I thought this is exactly what is happening here. The flow key/mask
based API as proposed focuses on basic forwarding for L2-L4.

> Here's my view on flows in the patchset:
> What we need is ability to specify different types of classifiers.
> But leave L2 and 3 out of that - that should be part of the basic
> feature set.
>
> Your 15-tuple classifier should be one of those classifiers.
> This is because you *cannot possibly* have a universal classifier.
> The tc classifier/action API has got this part right. There is
> no ONE flow classifier but rather it has flexibility to add as many
> as you want.

Exactly and I never saw Jiri claim that swdev_flow_insert() would be
the only offload capability exposed by the API. I see no reason why
it could not also provide swdev_offset_match_insert() or
swdev_ebpf_insert() for the 2*next generation HW. I don't think it
makes sense to focus entirely on finding a single common denominator
and channel everything through a single function to represent all the
different generic and less generic offload capabilities. I believe
that doing so will raise the minimal HW requirements barrier HW too
much. I think we should start somewhere, learn and evolve.

> IOW:
> I should be able to specify a classifier that matches the
> definition of the openflow thing you are using. But then i should also
> be able to create one based on 32 bit value/masks, one that classifies
> strings, one that classifies metadata, my own pigeon observer
> classifier etc. And be able to attach them in combinations
> to select different things within the packet and act differently.

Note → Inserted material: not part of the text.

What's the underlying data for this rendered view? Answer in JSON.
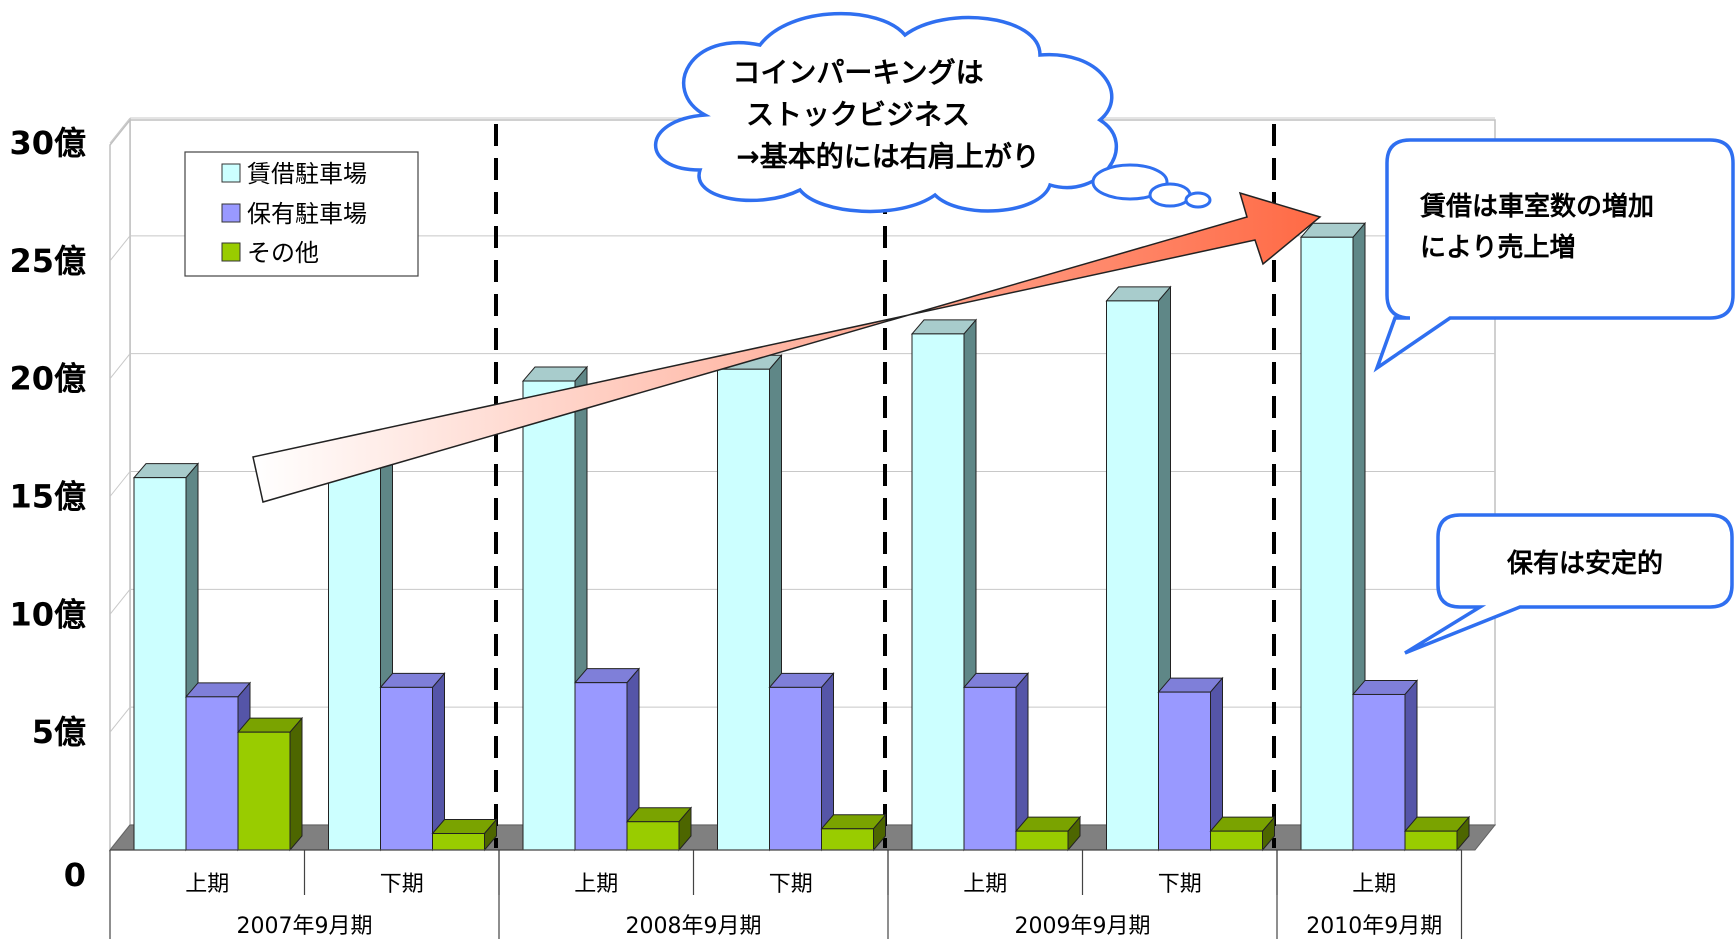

So essentially what you are saying is that the tc interface
(in particular cls and act) could be used as an API to achieve offloads.
Yes! I thought this was very clear and a given. I don't think that it
makes sense to force every offload API consumer through the tc interface
though. This comes back to my statements in a previous email. I don't
think we should require that all the offload decision complexity *has*
to live in the kernel. Quagga, nft, or OVS should be given an API to
influence this more directly (with the hardware complexity properly
abstracted). In-kernel users such as bridge, l3 (especially rules),
and tc itself could be handled through a cls/act derived API internally.

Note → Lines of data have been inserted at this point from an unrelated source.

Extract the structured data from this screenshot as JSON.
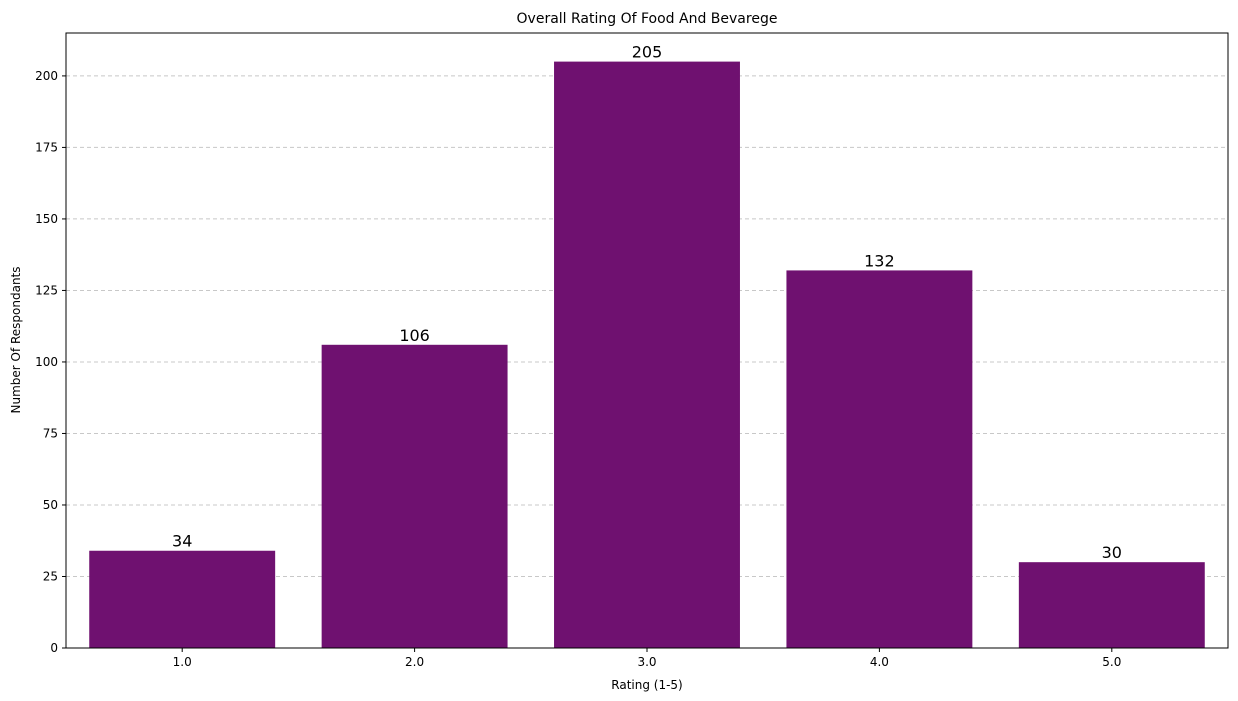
{
  "chart_data": {
    "type": "bar",
    "title": "Overall Rating Of Food And Bevarege",
    "xlabel": "Rating (1-5)",
    "ylabel": "Number Of Respondants",
    "categories": [
      "1.0",
      "2.0",
      "3.0",
      "4.0",
      "5.0"
    ],
    "values": [
      34,
      106,
      205,
      132,
      30
    ],
    "ylim": [
      0,
      215
    ],
    "yticks": [
      0,
      25,
      50,
      75,
      100,
      125,
      150,
      175,
      200
    ],
    "grid": "horizontal dashed",
    "bar_color": "#6f1170",
    "grid_color": "#c8c8c8"
  }
}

> Lets pick an example of the u32 classifier (or i could pick nftables).
> Using your scheme i have to incur penalties to translating u32 to your
> classifier and only achieve basic functionality; and now in addition
> i cant do 90% of my u32 features. And u32 is very implementable
> in hardware.

I don't fully understand the last claim. Given the specific ntuple
capabilities of a lot of hardware out there (let's assume a typical
5-tuple capability with N capacity for exact matches and M capacity for
wildcard matches) supporting a generic u32 offset-len-mask is not exactly
trivial at all and I don't see how you can get around converting the
generic offset into a ntuple filter *at some point* to verify if the HW
can fullfil the generic offset match request or not. Could you share
what kind of HW you regard as a minimal requirement to base the offload
API on? Personally I'm highly interested in the existing limited tuple
filters and flow directors of NICs already available and their next
successors. I think that the code that Jiri proposes and what John is
planning to do makes a lot of sense in that context.